« Fake news » : traque improbable

Macron hier à l’Elysée
(Photo AFP)

Emmanuel Macron a adressé ses voeux pour le nouvel an à toute la presse, nationale et étrangère, réunie pour l’occasion à l’Elysée. Le président de la République a prononcé un discours, un de plus, puis s’est mêlé à la foule des journalistes pour lui faire des confidences plus intéressantes.

EN GROS, le chef de l’Etat veut une nouvelle loi pour combattre les fausses nouvelles complaisamment répandues par des officines qui se donnent des airs de médias mais ont un objectif secret : celui de détruire un candidat qui ne convient pas aux Etats, partis ou groupes qu’ils représentent. M. Macron est persuadé que deux organismes russes, RT news et Spoutnik, ont joué ce rôle, à son désavantage, pendant la campagne électorale et n’a pas hésité à le dire sans la moindre prudence protocolaire alors qu’il recevait Vladimir Poutine à Paris. De la même manière, une enquête, qui fait trembler la Maison Blanche se poursuit aux Etats-Unis pour faire la vérité sur les ingérences russes dans la campagne électorale de 2016. Quelques anciens conseillers de Donald Trump ont été inculpés et on sait avec certitude que les hackers ont réussi à livrer des « fake news » à 128 millions de citoyens américains, soit plus de la moitié du corps électoral. L’élection de M. Trump était inattendue et un nouveau livre qui bouscule la présidence affirme que le candidat républicain ne croyait pas à sa propre victoire.

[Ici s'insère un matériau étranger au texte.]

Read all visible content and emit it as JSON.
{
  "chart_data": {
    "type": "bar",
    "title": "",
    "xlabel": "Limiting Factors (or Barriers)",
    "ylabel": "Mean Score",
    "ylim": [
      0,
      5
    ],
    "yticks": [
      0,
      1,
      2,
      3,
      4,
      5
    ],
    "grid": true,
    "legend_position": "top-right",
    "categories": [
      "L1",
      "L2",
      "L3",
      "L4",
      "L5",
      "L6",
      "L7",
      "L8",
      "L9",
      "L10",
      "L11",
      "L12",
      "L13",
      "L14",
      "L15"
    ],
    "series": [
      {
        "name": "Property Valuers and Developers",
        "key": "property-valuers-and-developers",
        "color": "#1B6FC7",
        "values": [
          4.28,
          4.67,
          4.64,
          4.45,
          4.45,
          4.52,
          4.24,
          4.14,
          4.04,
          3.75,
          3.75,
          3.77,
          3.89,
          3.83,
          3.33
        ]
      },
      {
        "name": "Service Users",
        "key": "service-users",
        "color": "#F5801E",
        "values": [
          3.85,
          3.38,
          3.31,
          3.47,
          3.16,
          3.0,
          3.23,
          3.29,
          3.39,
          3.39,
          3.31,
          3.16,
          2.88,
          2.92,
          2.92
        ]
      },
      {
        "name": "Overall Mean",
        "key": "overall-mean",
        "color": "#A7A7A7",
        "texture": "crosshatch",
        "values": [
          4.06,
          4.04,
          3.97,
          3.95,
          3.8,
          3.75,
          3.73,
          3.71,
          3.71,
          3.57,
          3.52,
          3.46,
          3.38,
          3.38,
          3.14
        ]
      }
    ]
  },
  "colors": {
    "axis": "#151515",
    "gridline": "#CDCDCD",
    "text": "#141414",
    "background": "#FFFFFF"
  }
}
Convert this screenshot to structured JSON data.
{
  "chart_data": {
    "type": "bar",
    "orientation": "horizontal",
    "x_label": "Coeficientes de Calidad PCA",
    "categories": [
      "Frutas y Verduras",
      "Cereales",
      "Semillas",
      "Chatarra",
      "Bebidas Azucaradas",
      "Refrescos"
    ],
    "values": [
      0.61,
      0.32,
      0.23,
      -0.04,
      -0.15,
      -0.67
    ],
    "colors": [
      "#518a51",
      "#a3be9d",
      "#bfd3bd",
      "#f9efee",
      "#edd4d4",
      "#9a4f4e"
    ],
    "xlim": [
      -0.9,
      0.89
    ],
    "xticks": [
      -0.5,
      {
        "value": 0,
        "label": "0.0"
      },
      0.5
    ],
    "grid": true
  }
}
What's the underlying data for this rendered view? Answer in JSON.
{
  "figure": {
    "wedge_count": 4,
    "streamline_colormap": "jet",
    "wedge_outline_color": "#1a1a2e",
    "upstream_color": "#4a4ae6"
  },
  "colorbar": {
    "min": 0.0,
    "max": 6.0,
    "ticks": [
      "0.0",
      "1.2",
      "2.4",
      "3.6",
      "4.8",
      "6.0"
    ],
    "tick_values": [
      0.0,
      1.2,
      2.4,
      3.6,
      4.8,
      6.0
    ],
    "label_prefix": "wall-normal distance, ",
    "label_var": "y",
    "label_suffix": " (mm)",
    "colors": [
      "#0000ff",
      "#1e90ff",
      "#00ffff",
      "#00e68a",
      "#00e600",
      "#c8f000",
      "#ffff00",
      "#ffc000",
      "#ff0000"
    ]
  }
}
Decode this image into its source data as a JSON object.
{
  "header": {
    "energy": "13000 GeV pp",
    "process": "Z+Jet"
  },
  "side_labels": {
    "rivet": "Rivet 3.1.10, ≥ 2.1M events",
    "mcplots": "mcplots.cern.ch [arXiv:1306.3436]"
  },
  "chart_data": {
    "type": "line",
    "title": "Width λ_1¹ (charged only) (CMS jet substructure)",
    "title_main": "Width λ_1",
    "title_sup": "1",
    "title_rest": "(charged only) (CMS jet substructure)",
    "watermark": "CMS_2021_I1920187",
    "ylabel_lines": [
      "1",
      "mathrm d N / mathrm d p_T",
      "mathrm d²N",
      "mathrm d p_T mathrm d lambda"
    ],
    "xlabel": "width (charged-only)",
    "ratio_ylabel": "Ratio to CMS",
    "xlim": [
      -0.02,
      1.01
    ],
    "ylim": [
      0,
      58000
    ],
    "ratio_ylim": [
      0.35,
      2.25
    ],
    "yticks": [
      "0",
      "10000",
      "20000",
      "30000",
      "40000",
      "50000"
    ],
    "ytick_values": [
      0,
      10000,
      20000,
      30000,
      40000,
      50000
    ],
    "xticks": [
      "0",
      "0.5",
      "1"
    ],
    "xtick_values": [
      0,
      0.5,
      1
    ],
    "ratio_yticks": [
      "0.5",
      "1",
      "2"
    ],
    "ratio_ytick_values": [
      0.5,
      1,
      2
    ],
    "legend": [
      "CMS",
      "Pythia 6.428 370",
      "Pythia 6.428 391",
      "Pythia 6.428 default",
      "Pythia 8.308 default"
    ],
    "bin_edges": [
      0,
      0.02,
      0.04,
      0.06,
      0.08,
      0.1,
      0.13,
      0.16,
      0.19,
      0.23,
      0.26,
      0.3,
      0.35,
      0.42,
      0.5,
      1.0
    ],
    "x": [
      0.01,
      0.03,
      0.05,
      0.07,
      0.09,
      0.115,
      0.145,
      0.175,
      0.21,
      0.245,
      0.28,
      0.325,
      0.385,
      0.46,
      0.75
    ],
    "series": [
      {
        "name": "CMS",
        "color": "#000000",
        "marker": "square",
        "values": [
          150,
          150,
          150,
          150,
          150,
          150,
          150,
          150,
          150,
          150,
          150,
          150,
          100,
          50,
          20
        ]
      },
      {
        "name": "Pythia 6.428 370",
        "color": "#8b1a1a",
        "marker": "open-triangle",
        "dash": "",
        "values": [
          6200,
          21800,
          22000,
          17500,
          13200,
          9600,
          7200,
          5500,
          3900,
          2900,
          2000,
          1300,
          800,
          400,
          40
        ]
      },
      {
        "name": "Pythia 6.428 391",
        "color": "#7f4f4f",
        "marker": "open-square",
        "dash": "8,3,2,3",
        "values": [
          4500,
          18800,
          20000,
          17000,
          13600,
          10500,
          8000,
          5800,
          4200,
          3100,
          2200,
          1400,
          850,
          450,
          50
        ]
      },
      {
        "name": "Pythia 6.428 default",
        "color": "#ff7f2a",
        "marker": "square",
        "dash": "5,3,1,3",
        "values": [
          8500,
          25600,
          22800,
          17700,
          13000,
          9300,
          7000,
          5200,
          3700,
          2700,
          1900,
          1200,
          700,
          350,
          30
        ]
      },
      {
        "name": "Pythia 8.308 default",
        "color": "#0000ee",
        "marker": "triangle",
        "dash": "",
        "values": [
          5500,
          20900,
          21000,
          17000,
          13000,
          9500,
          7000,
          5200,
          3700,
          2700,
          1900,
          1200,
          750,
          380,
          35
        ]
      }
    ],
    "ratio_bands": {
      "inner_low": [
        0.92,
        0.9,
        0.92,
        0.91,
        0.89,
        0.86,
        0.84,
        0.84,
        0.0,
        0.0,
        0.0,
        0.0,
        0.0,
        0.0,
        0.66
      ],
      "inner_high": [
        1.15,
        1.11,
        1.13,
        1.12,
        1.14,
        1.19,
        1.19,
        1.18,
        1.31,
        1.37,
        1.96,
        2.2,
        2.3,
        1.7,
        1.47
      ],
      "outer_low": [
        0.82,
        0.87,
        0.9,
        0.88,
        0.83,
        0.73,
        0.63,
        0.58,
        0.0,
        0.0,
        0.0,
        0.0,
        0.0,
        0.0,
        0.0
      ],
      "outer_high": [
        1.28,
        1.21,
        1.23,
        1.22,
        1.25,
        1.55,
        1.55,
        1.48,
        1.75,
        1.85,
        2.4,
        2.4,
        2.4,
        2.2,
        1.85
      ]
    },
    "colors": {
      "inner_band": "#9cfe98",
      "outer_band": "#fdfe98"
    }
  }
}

Trump : victoire usurpée ?

L’idée de M. Macron est d’exercer une vigilance accrue pendant les campagnes, pas d’instituer un organisme de surveillance permanent. Il n’empêche que c’est la première fois qu’un gouvernement envisage de contrôler, peu ou prou, une information censée être produite par les seuls professionnels du journalisme. Avant même de s’indigner d’une attaque contre la liberté de la presse, principe sacré depuis un siècle mais qui, parfois, a été remis en question, il est bon d’admettre que la manipulation de l’opinion par des réseaux aussi efficaces que discrets ne date pas d’aujourd’hui, a déjà eu un impact sur diverses consultations, notamment en 2016 aux Etats-Unis, et soulève un très grave soupçon que seule l’enquête du FBI conduite par Robert Mueller pourra écarter. Ces pratiques, courantes dans les pays considérés comme des « démocratures » (pour reprendre un mot fabriqué par Nicolas Baverez) ou comme des dictatures, ont en effet pénétré les démocraties et ont donc altéré des scrutins. On n’est pas loin de croire que Donald Trump, qui a emporté la présidence en novembre 2016 grâce aux voix du collège électoral mais bien qu’il eût un déficit de trois millions de suffrages populaires, a pu, d’une certaine manière, usurper sa victoire.

La meilleure et la pire des choses.

Il est donc logique que l’Etat intervienne pour mettre un terme à ce scandale. Des hommes tout-puissants dans leur pays, comme Poutine de Russie ou Erdogan de Turquie, qui sera demain à Paris, ont un objectif très clair : ils veulent démontrer que tous les moyens, y compris la fraude, sont bons pour confirmer leur pouvoir chez eux ou leur influence à l’étranger. Et ils ont trouvé une arme efficace : les réseaux sociaux, où l’irresponsabilité le dispute à la haine, où les pires mensonges sont accueillis comme la parole biblique, sont devenus le puissant vecteur d’une campagne de désinformation. M. Trump affirme qu’il n’est pour rien dans les manigances des Russes ou des groupes spécialisés dans l’agit-prop mais, comme il ne les a jamais désavoués,  et qu’il semble en être le principal bénéficiaire, il fait l’objet d’une suspicion à propos de laquelle les instances policières et judiciaires devront, tôt ou tard, se prononcer.

Le problème, c’est que, quand on commence à contrôler l’information, on ne sait jamais jusqu’où on ira. On a découvert, mais un peu tard, qu’Internet, est, comme la langue, la meilleure et la pire des choses. La meilleure parce que les animateurs honnêtes des réseaux sociaux assurent une communication abondante et immédiate. La pire, parce que les malhonnêtes se servent du véhicule pour peser sur les choix populaires. Il est tout à fait légitime qu’un gouvernement conscient de la gravité du problème veuille assurer des rendez-vous électoraux transparents. Il est inquiétant de rédiger un texte de loi qui, sous le prétexte de protéger la qualité de l’information, pourrait finir un jour par juguler la presse. Les journalistes sont les premiers à dénoncer les abus, parfois insensés, des réseaux sociaux. Mais ils sont les premiers aussi à rappeler, en toute occasion, que la liberté d’expression constitue la clé de voûte de toutes les démocraties.